Lost In Doing
September 18, 2012
What a moment! Here I was at the ripe age of 18 years old, fresh off my high school graduation, and getting to audition as a personality on the radio station that was my dream job. I had listened to 98.7 KISS FM growing up and imagined that someday, believing that maybe when I was around 30 or so, and after many years of being in the business, it may become a possibility to work there. But now, this was it, here I was in the studio about to take control of the board and open the microphone for the first time. To say it was a significant moment in my life would be an understatement.
I would audition at 2a with Beth Ann McBride, the late-night personality and station MD. She was a great talent coach and what I didn't realize at the time is that my preparation with her for that very first shift would not only give me a valuable lesson for my KISS-FM experience and throughout my radio career, but a solid foundation for persuasive communication and a customer-centric focus that most people and companies miss completely in social media (and with everything) today.
Beth Ann wrote out these key points on a piece of paper for the Top 40 music station.
- The music is the most important part.
- You're job is to play that for your listeners. You are to be entertaining and informative.
- You're goal every time you open up the microphone is to keep your listeners for five more minutes, after those five minutes, you need to keep them five more, etc. **In other words you deal with NOW and are always going forward. Always think forward.
- Before you open the microphone, ask yourself these questions:
- Why am I going to open up the microphone?
- Will it be said in such a way as to keep my listeners for five more minutes?
- Am I prepared?
If you can say yes honestly to all of the above ... go for it! If not, keep on playing the music because the music is what matters.
Here is how this relates to social media today.
Most businesses and people do not follow any kind of value proposition or mission when deciding what to post or share with others. Just pull up a browser and take a moment to look at your Facebook wall or Twitter feed, or someone else's. Most of the action is placed around "what needs to be," meaning we have a page and need to do something because most of the "experts" say the key is a frequency of (x) amount of posts a day, or you post to be active but there is nothing truly original about it. Most simply curate videos, photos and articles from others under a "we have a lifestyle focus," or I can get the post checked off my list approach and end up sending people everywhere else for great content, which only teaches people that you are a follower, offer no social currency, and the real experts and value lives elsewhere.
Most are so lost in doing and focused on the wrong things.

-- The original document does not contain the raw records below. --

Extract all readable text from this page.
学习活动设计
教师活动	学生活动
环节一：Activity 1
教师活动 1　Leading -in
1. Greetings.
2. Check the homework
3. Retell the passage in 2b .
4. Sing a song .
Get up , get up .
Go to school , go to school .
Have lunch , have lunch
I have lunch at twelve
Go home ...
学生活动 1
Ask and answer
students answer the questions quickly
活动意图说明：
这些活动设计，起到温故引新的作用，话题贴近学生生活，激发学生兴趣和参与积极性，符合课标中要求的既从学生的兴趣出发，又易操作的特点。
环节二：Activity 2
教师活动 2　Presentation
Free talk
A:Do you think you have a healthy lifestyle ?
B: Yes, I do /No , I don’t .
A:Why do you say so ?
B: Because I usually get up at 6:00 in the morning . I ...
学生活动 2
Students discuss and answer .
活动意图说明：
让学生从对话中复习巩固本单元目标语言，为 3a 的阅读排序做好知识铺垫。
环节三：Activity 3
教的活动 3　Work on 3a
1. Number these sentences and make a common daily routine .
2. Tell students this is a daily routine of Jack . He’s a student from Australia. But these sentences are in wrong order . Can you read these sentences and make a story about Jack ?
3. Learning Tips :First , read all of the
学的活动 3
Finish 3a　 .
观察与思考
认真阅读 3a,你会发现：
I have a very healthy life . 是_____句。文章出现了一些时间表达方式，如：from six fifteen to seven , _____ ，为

They simply play a role and neglect the real function of their uniqueness and value. It's no wonder the research shows that almost 70% of people who like a Facebook page never return a second time.
I've said before that the secret sauce of social media, persuasive communication, customer-centric focus ... and everything is building anticipation. When you focus on sharing a mission and messages that are firmly centered on what is about you that gives others a benefit to be better because of the association in each moment. They will return again and again in fear of missing what you may do next.
Doing will never be enough if you are not being fully and authentically who YOU are. The fake it till you make it days are done.
Your actions should be disciplined around what is vs. what needs to be for real presence and the ability to honestly answer YES each time before posting, tweeting, speaking, sharing, and more.
If you can do it, the excitement for your content and personality will be more alive than my first night at 98.7 KISS FM ... and others will get something valuable, as I did, for being fully present around something they love.